A resistance gene that allows bacteria to beat an important class of antibiotics has started to appear in microorganisms taken from Midwestern patients, according to researchers at Washington University School of Medicine in St. Louis.
Less than a decade ago, scientists first noticed the BlaKPC gene in bacteria taken from East Coast patients. They found bacteria with an active copy of the gene could defeat carbapenems, a relatively young family of antibiotics that works on a wide variety of bacteria. Physicians generally reserve carbapenems for use in the most critically ill patients.
The new study, presented this week in Chicago at the Interscience Conference on Antimicrobial Agents and Chemotherapy, is among the first to detect the resistance gene in samples taken from a Midwestern hospital.
Researchers found the gene in only four of 243 samples from 223 patients with bloodstream-based bacterial infections. But BlaKPC spreads easily among bacteria, and scientists found the method most hospitals use to check for resistance genes didn't detect all BlaKPC-positive strains.
"It's relatively easy for us to find this gene, but most hospitals don't have access to the same high-tech methods that we have at a major medical center," says senior author David Warren, M.D., assistant professor of medicine. "To help slow the spread of this gene, we need to look at whether we can develop a more effective way to detect it using widely available equipment and procedures."
BlaKPC was originally identified during an East Coast outbreak of the bacterium Klebsiella pneumoniae. The gene is encoded on a DNA structure known as a plasmid that can be easily copied and passed around not just among bacteria of the same species but also from one bacterial species to another. Subsequent studies found mortality rates climbing as high as 50 percent when bacteria with the resistance gene infected patients.

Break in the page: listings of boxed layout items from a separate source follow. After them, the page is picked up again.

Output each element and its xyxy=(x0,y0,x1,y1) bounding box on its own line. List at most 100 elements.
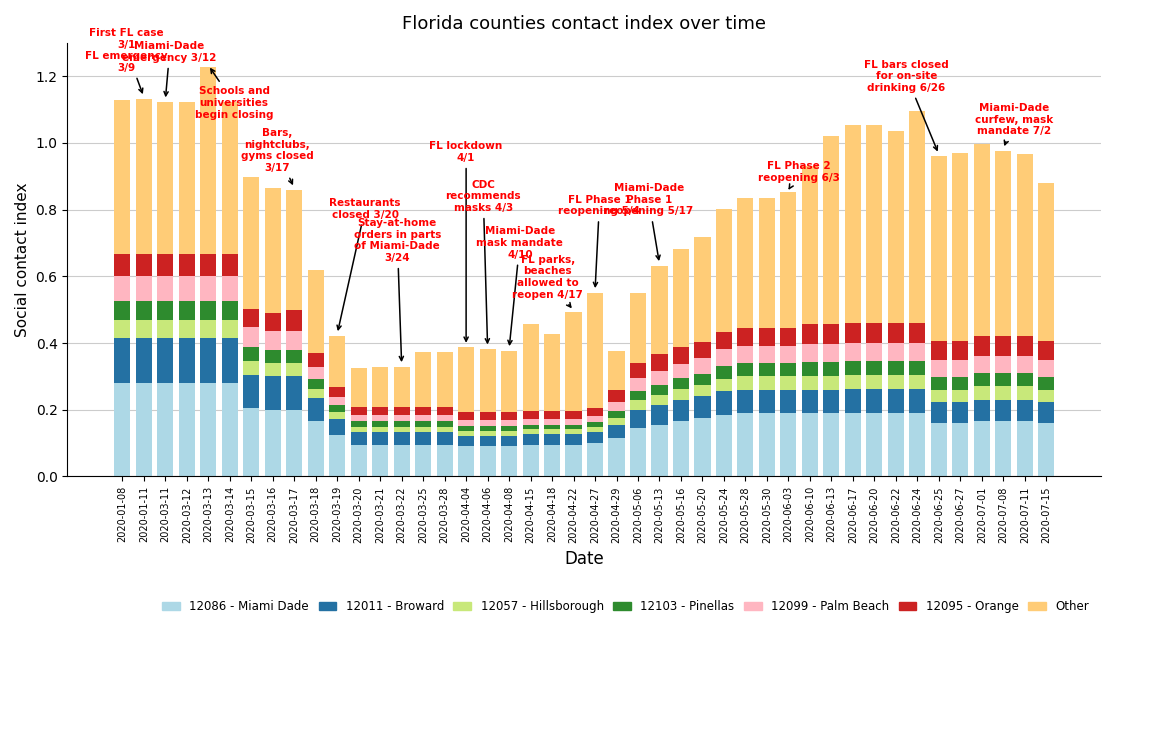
Text: Schools and
universities
begin closing: Schools and universities begin closing xyxy=(195,69,273,120)
Bar xyxy=(437,352,453,407)
Bar xyxy=(931,389,947,402)
Bar xyxy=(737,363,753,376)
Bar xyxy=(780,363,797,376)
Bar xyxy=(652,385,668,395)
Bar xyxy=(114,383,131,476)
Bar xyxy=(652,425,668,476)
Bar xyxy=(588,416,603,422)
Bar xyxy=(286,309,303,331)
Text: Miami-Dade
Phase 1
reopening 5/17: Miami-Dade Phase 1 reopening 5/17 xyxy=(604,183,694,260)
Text: FL Phase 1
reopening 5/4: FL Phase 1 reopening 5/4 xyxy=(558,195,640,287)
Bar xyxy=(652,395,668,404)
Bar xyxy=(1038,423,1055,476)
Bar xyxy=(588,293,603,407)
Bar xyxy=(952,377,968,389)
Bar xyxy=(243,361,259,374)
Bar xyxy=(588,432,603,443)
Bar xyxy=(952,360,968,377)
Bar xyxy=(222,254,238,276)
Bar xyxy=(200,383,216,476)
Bar xyxy=(888,413,904,476)
Bar xyxy=(501,413,517,420)
Bar xyxy=(373,432,388,445)
Bar xyxy=(565,429,582,434)
Bar xyxy=(630,428,646,476)
Bar xyxy=(265,313,280,331)
Bar xyxy=(716,349,732,366)
Text: FL bars closed
for on-site
drinking 6/26: FL bars closed for on-site drinking 6/26 xyxy=(864,60,948,150)
Bar xyxy=(759,413,776,476)
Bar xyxy=(565,425,582,429)
Bar xyxy=(780,192,797,328)
Text: CDC
recommends
masks 4/3: CDC recommends masks 4/3 xyxy=(445,180,521,343)
Bar xyxy=(458,446,474,476)
Bar xyxy=(522,429,538,434)
Bar xyxy=(501,436,517,446)
Bar xyxy=(179,383,195,476)
Bar xyxy=(501,431,517,436)
Bar xyxy=(480,426,495,431)
Bar xyxy=(673,249,689,347)
Bar xyxy=(673,364,689,378)
Text: Miami-Dade
curfew, mask
mandate 7/2: Miami-Dade curfew, mask mandate 7/2 xyxy=(975,103,1054,145)
Bar xyxy=(823,362,840,376)
Bar xyxy=(544,419,561,425)
Bar xyxy=(243,374,259,408)
Bar xyxy=(286,410,303,476)
Bar xyxy=(1016,373,1033,386)
Bar xyxy=(1038,183,1055,341)
Bar xyxy=(415,432,431,445)
Bar xyxy=(780,328,797,346)
Bar xyxy=(307,379,324,389)
Bar xyxy=(588,443,603,476)
Bar xyxy=(350,445,367,476)
Bar xyxy=(329,405,346,412)
Bar xyxy=(867,343,882,361)
Bar xyxy=(114,276,131,301)
Text: FL parks,
beaches
allowed to
reopen 4/17: FL parks, beaches allowed to reopen 4/17 xyxy=(513,255,583,307)
Bar xyxy=(286,363,303,376)
Bar xyxy=(544,334,561,410)
Bar xyxy=(437,407,453,415)
Bar xyxy=(135,254,152,276)
Bar xyxy=(844,361,861,375)
Bar xyxy=(522,434,538,445)
Bar xyxy=(1016,422,1033,476)
Bar xyxy=(974,336,989,356)
Bar xyxy=(673,347,689,364)
Bar xyxy=(630,401,646,410)
Bar xyxy=(565,312,582,410)
Bar xyxy=(695,386,710,396)
Bar xyxy=(974,356,989,373)
Bar xyxy=(823,413,840,476)
Bar xyxy=(1038,402,1055,423)
Bar xyxy=(158,338,173,383)
Bar xyxy=(823,389,840,413)
Bar xyxy=(931,423,947,476)
Bar xyxy=(373,427,388,432)
Bar xyxy=(222,276,238,301)
Bar xyxy=(716,366,732,379)
Bar xyxy=(652,354,668,371)
Bar xyxy=(630,363,646,378)
Bar xyxy=(243,408,259,476)
Bar xyxy=(501,420,517,426)
Bar xyxy=(759,346,776,363)
Bar xyxy=(437,415,453,422)
Bar xyxy=(222,383,238,476)
Bar xyxy=(995,356,1011,373)
Bar xyxy=(844,389,861,413)
Bar xyxy=(609,438,625,476)
Bar xyxy=(415,407,431,415)
Bar xyxy=(350,432,367,445)
Bar xyxy=(716,379,732,392)
Text: Miami-Dade
mask mandate
4/10: Miami-Dade mask mandate 4/10 xyxy=(477,226,563,345)
Bar xyxy=(609,418,625,425)
Bar xyxy=(909,361,925,375)
Bar xyxy=(802,376,818,389)
Bar xyxy=(114,254,131,276)
Bar xyxy=(673,389,689,400)
Bar xyxy=(265,410,280,476)
Bar xyxy=(867,375,882,389)
Bar xyxy=(350,369,367,407)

"We can't say much about BlaKPC's effects on mortality here yet, because we only had four patients test positive for bacteria containing the resistance gene," notes lead author Jonas Marschall, M.D., a fellow in infectious diseases. Infection with a bacterium carrying an active copy of the resistance gene doesn't mean all treatment options are gone. But detection of BlaKPC can be key both to successful treatment and to containing the spread of the resistance gene by isolating affected patients.
To search for the BlaKPC gene, scientists used a technique known as PCR (for polymerase chain reaction) to isolate and amplify bacterial DNA. But most hospitals test for antibiotic resistance using a more low-tech method that involves directly exposing bacteria to antibiotics in the lab. When researchers used this method to look for BlaKPC-positive bacteria in their samples, it failed to catch all four strains carrying the gene.
This may be a result of the resistance gene being inactive in the bacteria. The gene does not convey its carbapenem-fighting abilities until the bacteria make a copy of its protein, and the bacterium may need some stimulus from the environment to start making those copies.
Regardless of whether the gene is spreading in active or inactive form, though, Warren asserts that clinicians need a better, more widely accessible method to track it.